Por supuesto que el panorama es muy disperso, pero plantear una solución particular para resolver la paradoja, de que los que cultivan y cosechan la comida son los que más pasan hambre, es esencial. De hecho, uno de los puntos cardinales que define el estudio de la Cepal habla precisamente de las acciones posibles para que las agendas públicas impulsen un elemento trascendental que podría cambiar la situación: la digitalización de la agricultura.
Por un lado, la digitalización de los datos en la agricultura permitirá la organización y la gestión diaria de las explotaciones agrícolas y hasta ganaderas. Esto sí que facilitará mucho el trabajo en Colombia: el saber de forma rápida y eficiente los rendimientos por hectárea de un cultivo, las cantidades de insumos necesarias, la siembra planificada por regiones, la optimización en el uso del agua, datos que permitan la actualización sostenible del Censo Nacional Agropecuario para dar cuenta de su situación y evolución, etc.
Ahora bien, en miras de las pérdidas y los desperdicios de comida (dado que, por ejemplo, las frutas, las hortalizas y los tubérculos son los alimentos que más se desechan según la FAO), la digitalización puede mermar una parte del problema en el mundo disminuyendo las pérdidas de los cultivos que se han triplicado en los últimos 50 años gracias a, en gran parte, afectaciones por la crisis climática: un mayor acceso a la tecnología les daría mejores herramientas de trabajo para hacer frente a plagas, sequías, etc. Asimismo, puede dar lugar a nuevas y mejoradas formas de distribución que le permitan al cliente final tener un contacto más directo con el campesino que cultiva.

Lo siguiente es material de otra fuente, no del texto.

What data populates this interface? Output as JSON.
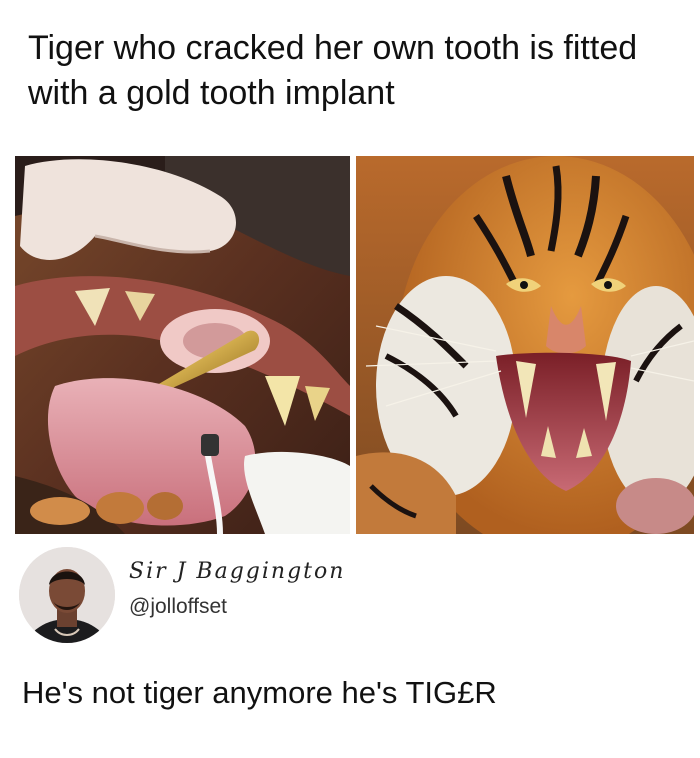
{
  "headline": "Tiger who cracked her own tooth is fitted with a gold tooth implant",
  "photos": {
    "left": {
      "icon": "tiger-gold-tooth-photo"
    },
    "right": {
      "icon": "roaring-tiger-photo"
    }
  },
  "tweet": {
    "display_name": "Sir J Baggington",
    "handle": "@jolloffset",
    "text": "He's not tiger anymore he's TIG£R",
    "avatar_icon": "user-avatar"
  }
}
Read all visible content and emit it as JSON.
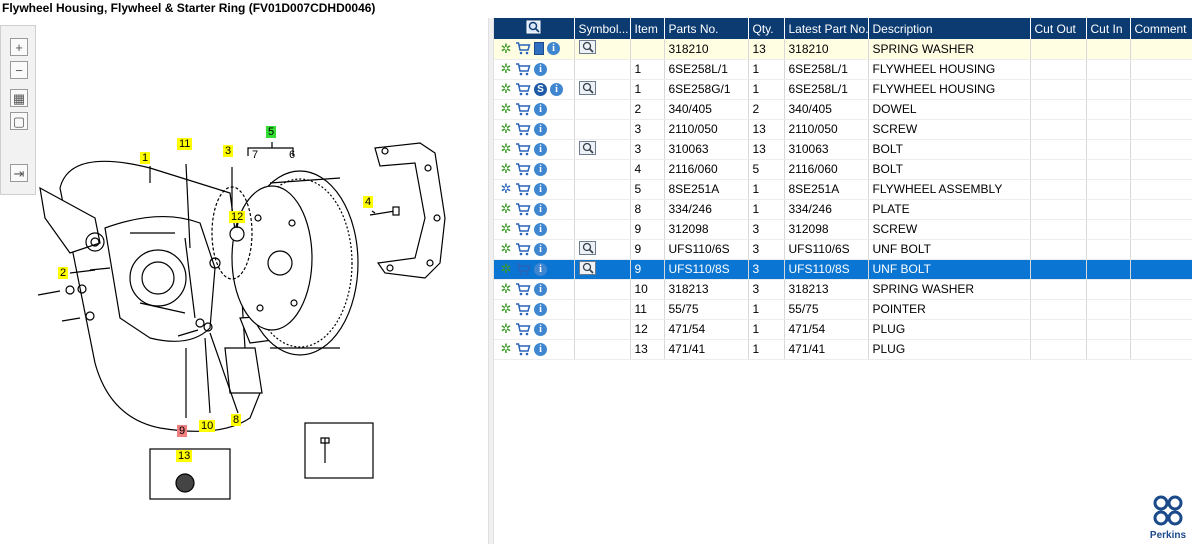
{
  "window": {
    "title": "Flywheel Housing, Flywheel & Starter Ring (FV01D007CDHD0046)"
  },
  "toolbar": {
    "buttons": [
      {
        "icon": "zoom-in-icon",
        "glyph": "+"
      },
      {
        "icon": "zoom-out-icon",
        "glyph": "−"
      },
      {
        "icon": "fit-page-icon",
        "glyph": "▦"
      },
      {
        "icon": "actual-size-icon",
        "glyph": "▢"
      },
      {
        "icon": "export-icon",
        "glyph": "⇥"
      }
    ]
  },
  "diagram": {
    "callouts": [
      "1",
      "11",
      "3",
      "5",
      "7",
      "6",
      "12",
      "4",
      "2",
      "9",
      "10",
      "8",
      "13"
    ]
  },
  "grid": {
    "columns": [
      "",
      "Symbol...",
      "Item",
      "Parts No.",
      "Qty.",
      "Latest Part No.",
      "Description",
      "Cut Out",
      "Cut In",
      "Comment"
    ],
    "rows": [
      {
        "gear": "green",
        "doc": true,
        "service": false,
        "symbol": true,
        "item": "",
        "parts_no": "318210",
        "qty": "13",
        "latest": "318210",
        "desc": "SPRING WASHER",
        "state": "first"
      },
      {
        "gear": "green",
        "doc": false,
        "service": false,
        "symbol": false,
        "item": "1",
        "parts_no": "6SE258L/1",
        "qty": "1",
        "latest": "6SE258L/1",
        "desc": "FLYWHEEL HOUSING",
        "state": ""
      },
      {
        "gear": "green",
        "doc": false,
        "service": true,
        "symbol": true,
        "item": "1",
        "parts_no": "6SE258G/1",
        "qty": "1",
        "latest": "6SE258L/1",
        "desc": "FLYWHEEL HOUSING",
        "state": ""
      },
      {
        "gear": "green",
        "doc": false,
        "service": false,
        "symbol": false,
        "item": "2",
        "parts_no": "340/405",
        "qty": "2",
        "latest": "340/405",
        "desc": "DOWEL",
        "state": ""
      },
      {
        "gear": "green",
        "doc": false,
        "service": false,
        "symbol": false,
        "item": "3",
        "parts_no": "2110/050",
        "qty": "13",
        "latest": "2110/050",
        "desc": "SCREW",
        "state": ""
      },
      {
        "gear": "green",
        "doc": false,
        "service": false,
        "symbol": true,
        "item": "3",
        "parts_no": "310063",
        "qty": "13",
        "latest": "310063",
        "desc": "BOLT",
        "state": ""
      },
      {
        "gear": "green",
        "doc": false,
        "service": false,
        "symbol": false,
        "item": "4",
        "parts_no": "2116/060",
        "qty": "5",
        "latest": "2116/060",
        "desc": "BOLT",
        "state": ""
      },
      {
        "gear": "blue",
        "doc": false,
        "service": false,
        "symbol": false,
        "item": "5",
        "parts_no": "8SE251A",
        "qty": "1",
        "latest": "8SE251A",
        "desc": "FLYWHEEL ASSEMBLY",
        "state": ""
      },
      {
        "gear": "green",
        "doc": false,
        "service": false,
        "symbol": false,
        "item": "8",
        "parts_no": "334/246",
        "qty": "1",
        "latest": "334/246",
        "desc": "PLATE",
        "state": ""
      },
      {
        "gear": "green",
        "doc": false,
        "service": false,
        "symbol": false,
        "item": "9",
        "parts_no": "312098",
        "qty": "3",
        "latest": "312098",
        "desc": "SCREW",
        "state": ""
      },
      {
        "gear": "green",
        "doc": false,
        "service": false,
        "symbol": true,
        "item": "9",
        "parts_no": "UFS110/6S",
        "qty": "3",
        "latest": "UFS110/6S",
        "desc": "UNF BOLT",
        "state": ""
      },
      {
        "gear": "green",
        "doc": false,
        "service": false,
        "symbol": true,
        "item": "9",
        "parts_no": "UFS110/8S",
        "qty": "3",
        "latest": "UFS110/8S",
        "desc": "UNF BOLT",
        "state": "selected"
      },
      {
        "gear": "green",
        "doc": false,
        "service": false,
        "symbol": false,
        "item": "10",
        "parts_no": "318213",
        "qty": "3",
        "latest": "318213",
        "desc": "SPRING WASHER",
        "state": ""
      },
      {
        "gear": "green",
        "doc": false,
        "service": false,
        "symbol": false,
        "item": "11",
        "parts_no": "55/75",
        "qty": "1",
        "latest": "55/75",
        "desc": "POINTER",
        "state": ""
      },
      {
        "gear": "green",
        "doc": false,
        "service": false,
        "symbol": false,
        "item": "12",
        "parts_no": "471/54",
        "qty": "1",
        "latest": "471/54",
        "desc": "PLUG",
        "state": ""
      },
      {
        "gear": "green",
        "doc": false,
        "service": false,
        "symbol": false,
        "item": "13",
        "parts_no": "471/41",
        "qty": "1",
        "latest": "471/41",
        "desc": "PLUG",
        "state": ""
      }
    ]
  },
  "brand": {
    "logo_text": "Perkins",
    "colors": {
      "header": "#0b3b70",
      "selected": "#0a75d2",
      "callout": "#ffff00",
      "callout_group": "#33dd33",
      "callout_active": "#f08080"
    }
  }
}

En sí, el espacio se queda corto para seguir acaparando razones y ventajas de digitalizar el sector del agro. Michael Kremer, Nobel de Economía en 2019, la definió como una estrategia clave para el progreso y la seguridad alimentaria. Por supuesto, requeriría una prioridad de inversión con miras a mejorar el panorama y el bienestar de la población que vive de este sector. Señal clave para el gobierno entrante y para la llegada de la ministra López.